Kombinasi vokal para member, aransemen musik khas J-pop yang terdengar apik di telinga, dan koreografi yang memukau, itulah "barang jualan" JKT48. JKT48 memberi arti lain dalam dunia musik Indonesia. Musik tidaklah melulu soal memainkan alat musik dan menyanyi dengan suara yang mumpuni, musik juga bisa dibawakan dengan mengombinasikan antara vokal dan koreografi yang apik ala modern dance.
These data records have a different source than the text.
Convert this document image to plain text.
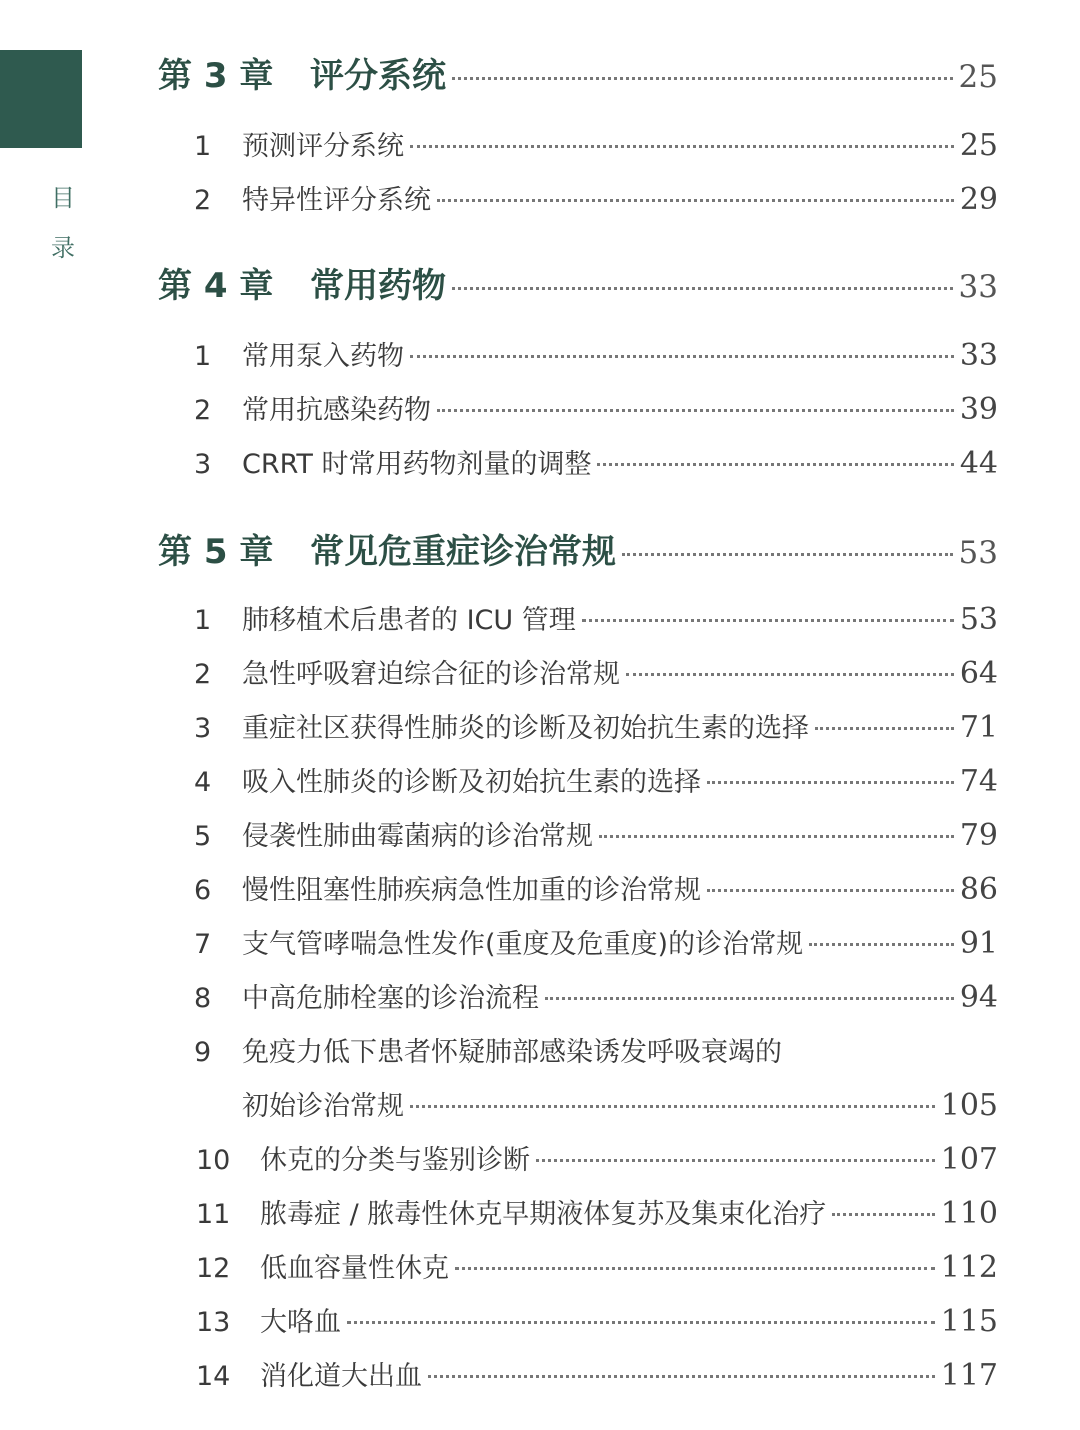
目
录
第 3 章	评分系统	25
1	预测评分系统	25
2	特异性评分系统	29
第 4 章	常用药物	33
1	常用泵入药物	33
2	常用抗感染药物	39
3	CRRT 时常用药物剂量的调整	44
第 5 章	常见危重症诊治常规	53
1	肺移植术后患者的 ICU 管理	53
2	急性呼吸窘迫综合征的诊治常规	64
3	重症社区获得性肺炎的诊断及初始抗生素的选择	71
4	吸入性肺炎的诊断及初始抗生素的选择	74
5	侵袭性肺曲霉菌病的诊治常规	79
6	慢性阻塞性肺疾病急性加重的诊治常规	86
7	支气管哮喘急性发作(重度及危重度)的诊治常规	91
8	中高危肺栓塞的诊治流程	94
9	免疫力低下患者怀疑肺部感染诱发呼吸衰竭的
初始诊治常规	105
10	休克的分类与鉴别诊断	107
11	脓毒症 / 脓毒性休克早期液体复苏及集束化治疗	110
12	低血容量性休克	112
13	大咯血	115
14	消化道大出血	117
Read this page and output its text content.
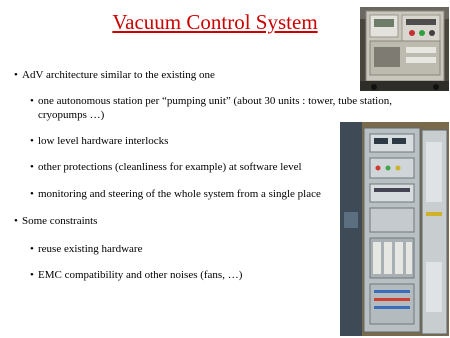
Vacuum Control System
• AdV architecture similar to the existing one
• one autonomous station per “pumping unit” (about 30 units : tower, tube station, cryopumps …)
• low level hardware interlocks
• other protections (cleanliness for example) at software level
• monitoring and steering of the whole system from a single place
• Some constraints
• reuse existing hardware
• EMC compatibility and other noises (fans, …)
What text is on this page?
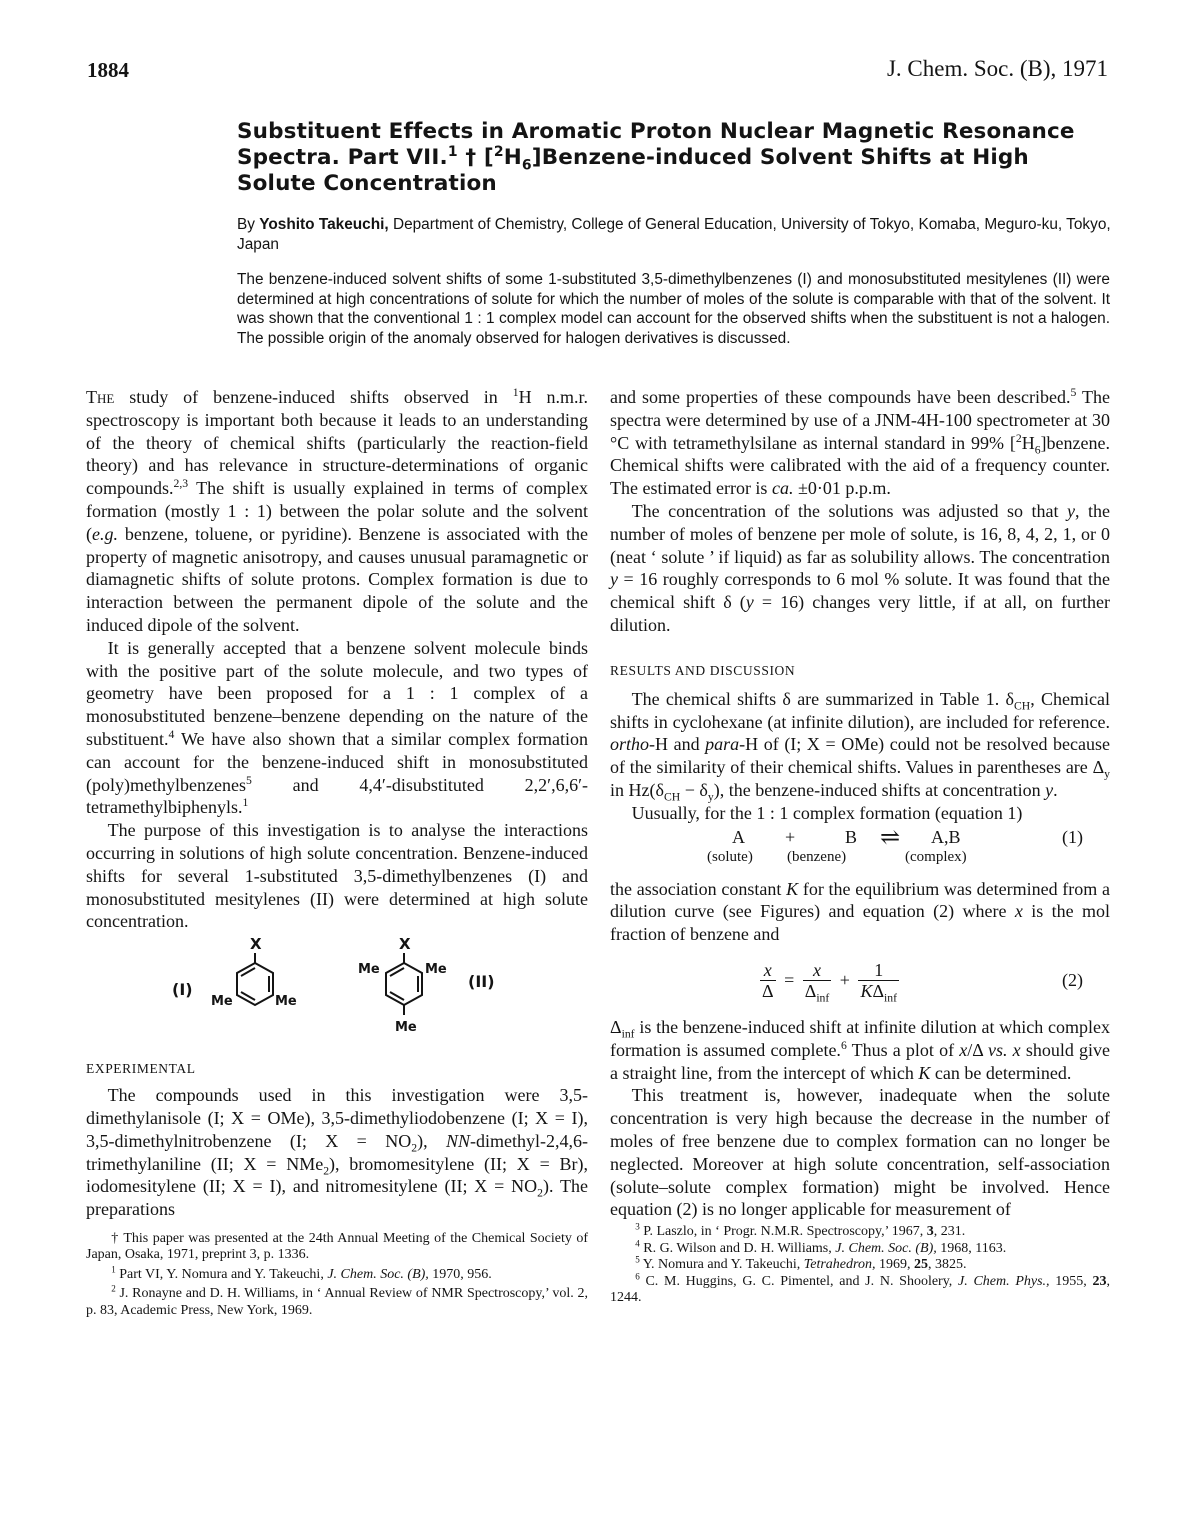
1884	J. Chem. Soc. (B), 1971
Substituent Effects in Aromatic Proton Nuclear Magnetic Resonance
Spectra. Part VII.$^1$ † $[^2H_6]Benzene$-induced Solvent Shifts at High
Solute Concentration
By Yoshito Takeuchi, Department of Chemistry, College of General Education, University of Tokyo, Komaba, Meguro-ku, Tokyo, Japan
The benzene-induced solvent shifts of some 1-substituted 3,5-dimethylbenzenes (I) and monosubstituted mesitylenes (II) were determined at high concentrations of solute for which the number of moles of the solute is comparable with that of the solvent. It was shown that the conventional 1 : 1 complex model can account for the observed shifts when the substituent is not a halogen. The possible origin of the anomaly observed for halogen derivatives is discussed.

The study of benzene-induced shifts observed in $^1$H n.m.r. spectroscopy is important both because it leads to an understanding of the theory of chemical shifts (particularly the reaction-field theory) and has relevance in structure-determinations of organic compounds.$^{2,3}$ The shift is usually explained in terms of complex formation (mostly 1 : 1) between the polar solute and the solvent (e.g. benzene, toluene, or pyridine). Benzene is associated with the property of magnetic anisotropy, and causes unusual paramagnetic or diamagnetic shifts of solute protons. Complex formation is due to interaction between the permanent dipole of the solute and the induced dipole of the solvent.

It is generally accepted that a benzene solvent molecule binds with the positive part of the solute molecule, and two types of geometry have been proposed for a 1 : 1 complex of a monosubstituted benzene–benzene depending on the nature of the substituent.$^4$ We have also shown that a similar complex formation can account for the benzene-induced shift in monosubstituted (poly)methylbenzenes$^5$ and 4,4′-disubstituted 2,2′,6,6′-tetramethylbiphenyls.$^1$

The purpose of this investigation is to analyse the interactions occurring in solutions of high solute concentration. Benzene-induced shifts for several 1-substituted 3,5-dimethylbenzenes (I) and monosubstituted mesitylenes (II) were determined at high solute concentration.

(I)
X
Me	Me
X
Me	Me
Me
(II)

EXPERIMENTAL

The compounds used in this investigation were 3,5-dimethylanisole (I; X = OMe), 3,5-dimethyliodobenzene (I; X = I), 3,5-dimethylnitrobenzene (I; $X = NO_2$), NN-dimethyl-2,4,6-trimethylaniline (II; X = NMe$_2$), bromomesitylene (II; X = Br), iodomesitylene (II; X = I), and nitromesitylene (II; $X = NO_2$). The preparations

† This paper was presented at the 24th Annual Meeting of the Chemical Society of Japan, Osaka, 1971, preprint 3, p. 1336.

$^1$ Part VI, Y. Nomura and Y. Takeuchi, J. Chem. Soc. (B), 1970, 956.

$^2$ J. Ronayne and D. H. Williams, in ‘ Annual Review of NMR Spectroscopy,’ vol. 2, p. 83, Academic Press, New York, 1969.

and some properties of these compounds have been described.$^5$ The spectra were determined by use of a JNM-4H-100 spectrometer at 30 °C with tetramethylsilane as internal standard in 99% $[^2H_6]benzene$. Chemical shifts were calibrated with the aid of a frequency counter. The estimated error is ca. ±0·01 p.p.m.

The concentration of the solutions was adjusted so that y, the number of moles of benzene per mole of solute, is 16, 8, 4, 2, 1, or 0 (neat ‘ solute ’ if liquid) as far as solubility allows. The concentration y = 16 roughly corresponds to 6 mol % solute. It was found that the chemical shift δ (y = 16) changes very little, if at all, on further dilution.

RESULTS AND DISCUSSION

The chemical shifts δ are summarized in Table 1. $\delta_{CH}$, Chemical shifts in cyclohexane (at infinite dilution), are included for reference. ortho-H and para-H of (I; X = OMe) could not be resolved because of the similarity of their chemical shifts. Values in parentheses are $\Delta_y$ in $Hz(\delta_{CH} - \delta_y)$, the benzene-induced shifts at concentration y.

Uusually, for the 1 : 1 complex formation (equation 1)

A +	B ⇌ A,B	(1)
(solute) (benzene)	(complex)

the association constant K for the equilibrium was determined from a dilution curve (see Figures) and equation (2) where x is the mol fraction of benzene and

$\frac{x}{\Delta} = \frac{x}{\Delta_{inf}} + \frac{1}{K\Delta_{inf}}$	(2)

$\Delta_{inf}$ is the benzene-induced shift at infinite dilution at which complex formation is assumed complete.$^6$ Thus a plot of x/Δ vs. x should give a straight line, from the intercept of which K can be determined.

This treatment is, however, inadequate when the solute concentration is very high because the decrease in the number of moles of free benzene due to complex formation can no longer be neglected. Moreover at high solute concentration, self-association (solute–solute complex formation) might be involved. Hence equation (2) is no longer applicable for measurement of

$^3$ P. Laszlo, in ‘ Progr. N.M.R. Spectroscopy,’ 1967, 3, 231.

$^4$ R. G. Wilson and D. H. Williams, J. Chem. Soc. (B), 1968, 1163.

$^5$ Y. Nomura and Y. Takeuchi, Tetrahedron, 1969, 25, 3825.

$^6$ C. M. Huggins, G. C. Pimentel, and J. N. Shoolery, J. Chem. Phys., 1955, 23, 1244.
Lalu jika JKT48 bukan penyanyi, sebutan apa yang cocok untuk mereka? dancer? entahlah. Yang jelas JKT48 lebih mementingkan tarian daripada menyanyi, tidak semua member JKT48 mempunyai basic sebagai penyanyi, dan tidak semua lulusan JKT48 nanti akan menjadi penyanyi
Apakah ini bisa dibilang penurunan kualitas musik? Tergantung dari sisi mana anda melihat. Jika anda melihat musik adalah soal kualitas vokal dan kemampuan memainkan alat musik, maka anda akan berpendapat bahwa JKT48 menurunkan standar musik Indonesia. Namun jika anda menganggap musik adalah dasar bagi seluruh bidang hiburan, maka anda akan menganggap JKT48 sebagai revolusi industri musik Indonesia . Setujukah anda???
Dengan
menawarkan konsep yang berbeda, JKT48 berjuang keras melawan berbagai
paradigma masyarakat pecinta musik tanah air yang masih awam dengan
konsep baru ini. Maka dengan teater JKT48 lah para member bisa
memaksimalkan penampilan mereka. Mereka bisa bertemu langung dengan fans
ataupun orang awam yang ingin menyaksikan mereka. Lagu-lagu teater
JKT48 tak kalah rumit dance nya, bahkan beberapa lagu lebih rumit dance
nya dibanding lagu-lagu yang sering dibawakan di televisi, misalnya
lagu unit Pajama Drive dan Renai Kinshi Jourei. Akhir-akhir ini member
tim J ( tim utama) berani tampil dengan suara live di teaternya, ini menandakan mereka mulai siap dengan tantangan industri musik Indonesia yang memang masih lebih menghargai performer yang menyanyi dengan suara live.
Membeli tiket seharga 50 ribu - 100 ribu rupiah untuk menonton
penampilan JKT48 di teaternya sungguh bukanlah sebuah kerugian bukan???
So, are you ready for revolution of Indonesian music industry?